On-Call Handover 2021-02-22 07:00 UTC
On-Call Handover
Brought to you by the Slack slash command: /sre-oncall handover
- EOC egress: @craig
- EOC ingress: @igorwwwwwwwwwwwwwwwwwwww
Summary:
Had some excitement with runners in production#3672 (closed) and production#3674 (closed) today, but both the former should hopefully be settled now. There will be some follow-up work for both, but the primary impacts from each have been mitigated.
Edit: after further testing on production#3674 (closed) we ran into problems with filesystem permissions, after adjusting the mount point for the temp directory where the local copy of the repo is stored for builds of gitlab forks
What (if any) time-critical work is being handed over?
What contextual info may be useful for the next few on-call shifts?
For production#3672 (closed) we updated the docker-machine
versions on the runners on https://ops.gitlab.net/gitlab-cookbooks/chef-repo/-/merge_requests/5033. This change was applied not only to the gitlab-shared-runners
but to all runners, so if you see any (more) issues with runners this should be a prime suspsect.
We did see one issue after the above update, as noted (now mitigated) in production#3674 (closed).

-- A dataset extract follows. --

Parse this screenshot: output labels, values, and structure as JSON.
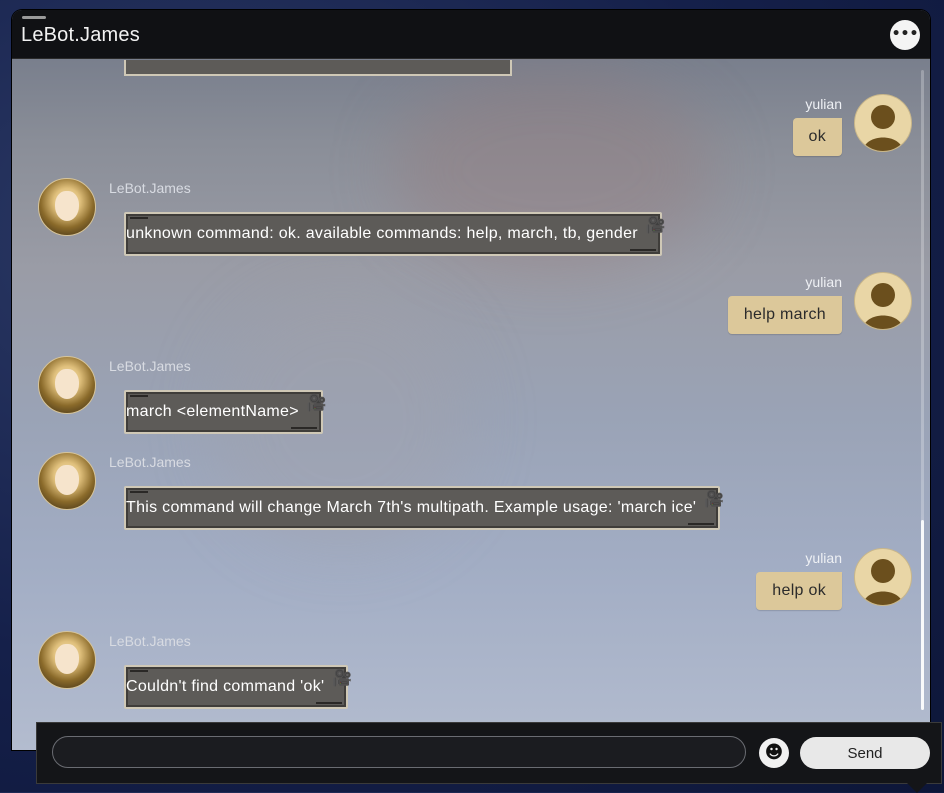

The fix for this one required updating the temporary path into which repository contents are extracted before initiating the volume mount and launching the container (build optimization for gitlab forks).
Ongoing alerts/incidents:
-
production#3670 (closed) - 2021-02-20: Prometheus has no targets
-
production#3669 (closed) - 2021-02-20: Prometheus has no targets
-
production#3667 (closed) - 2021-02-20: SSL certificate for https://registry.pre.gitlab.com expires soon
-
production#3662 (closed) - 2021-02-19: Thanos compaction has not run in 24 hours.
-
production#3655 (closed) - 2021-02-18: Thanos compaction halted
-
production#3642 (closed) - 2021-02-17: Elasticsearch indexing falling behind since 2021-02-16 11:00 UTC
-
production#3633 (closed) - 2021-02-16: PrometheusUnreachable on prometheus-01-inf-db-benchmarking
Resolved actionable alerts:
-
https://gitlab.pagerduty.com/incidents/PNVDNAY - [#37405] Please see incident declaration in Slack channel: https://slack.com/app_redirect?channel=CB7P5CJS1&team=T02592416
-
https://gitlab.pagerduty.com/incidents/PA2IZA9 - [#37406] Firing 1 - The Disk Space Utilization per Device per Node resource of the api service (main stage), component has a saturation exceeding SLO and is close to its capacity limit.